Michael Douglas has throughout the years played men who display great power, wealth and charisma in the public sphere. His work in The American President and Wall Street are among his most renowned feats. As Liberace his work is frank and uncompromised, like a weathered and ageing version of his classic performances. He is note-perfect, playing him as charismatic and flamboyant but also self-absorbed and untrusting of people who he thinks will steal his wealth. This is a reflection of his inner hubris as he believes that his talents are derived from a higher order: "God looks upon me with special favour," he says. High angle shots peer down over the stage, asserting his belief in his appointment from God, as a single figure of attention in the black and gold clubs. Primary colours, including bright glittery red costumes, are judiciously selected, juxtaposed against the darkened theatres and used to imply Liberace's belief in his own personal distinction.


Matt Damon characterises Scott as an increasingly self-conscious and insecure young man, whose relationship with Liberace grows through two kinds of comfort: materialism and emotional cushioning. Liberace's mansion is an intimidating but irresistible prospect compared to the drab and shadowy form of Scott's adopted home. The mansion achieves its own Biblical connotations, stunningly realised through sparkling glassware and high contrast lighting. Liberace also manipulates Scott's loneliness, saying that he could adopt him. "Maybe I'm your real family," he teases. One of the few dramatic peaks in Richard LaGravenese's script is when comfort reveals itself to be personal possession. Liberace seeks to preserve his legacy, not simply by adopting Scott, but by convincing him to undergo surgery so that the two will look more alike.

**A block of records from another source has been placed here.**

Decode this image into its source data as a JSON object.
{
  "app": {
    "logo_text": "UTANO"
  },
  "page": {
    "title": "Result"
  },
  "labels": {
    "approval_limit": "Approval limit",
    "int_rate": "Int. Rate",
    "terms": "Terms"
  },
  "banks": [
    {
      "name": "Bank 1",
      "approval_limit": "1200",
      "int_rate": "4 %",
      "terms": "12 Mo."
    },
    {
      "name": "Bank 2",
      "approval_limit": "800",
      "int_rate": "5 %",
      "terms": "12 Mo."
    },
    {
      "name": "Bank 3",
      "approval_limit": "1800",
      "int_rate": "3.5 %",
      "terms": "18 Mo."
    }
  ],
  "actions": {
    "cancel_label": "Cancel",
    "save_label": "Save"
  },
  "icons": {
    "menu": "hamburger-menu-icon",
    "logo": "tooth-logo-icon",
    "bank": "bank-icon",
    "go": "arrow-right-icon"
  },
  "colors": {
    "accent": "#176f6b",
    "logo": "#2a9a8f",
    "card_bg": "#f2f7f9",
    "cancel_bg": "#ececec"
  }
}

The changing mood of the relationship is echoed by Soderbergh's camera. Intercuts of Scott's plastic surgery operations are short but violent and shocking. When Scott complains about how suffocating their life is, the frame of the camera binds both men together and then a tracking shot follows them as they walk through the halls of the house to show the constraints of their relationship. Further, rare exterior shots, including brief cuts of the outdoors of a hospital or airport, are grey and empty to suggest the alienating outdoors of celebrity culture.


As rich as the characters are, they are ingrained in a linear, inorganic narrative that lacks exciting detours. Instead, Soderbergh and his screenwriter have used Liberace's affair to retrace much of the same material as the superior Magic Mike, which itself echoed large portions of Paul Thomas Anderson's Boogie Nights. All three films are about the way that young men are drawn into the gloss and the allure of show business, only to find that it's an ugly world of competition, old heads that won't move on and drug abuse. These are Faustian stories and perhaps personal ones too. Retiring at fifty, Soderbergh is expressing his dissatisfaction with Hollywood and being famous. But it would be more fascinating to learn why an older man, who has overcome the difficult early period of show business with skill and experience, is now deterring himself from the industry.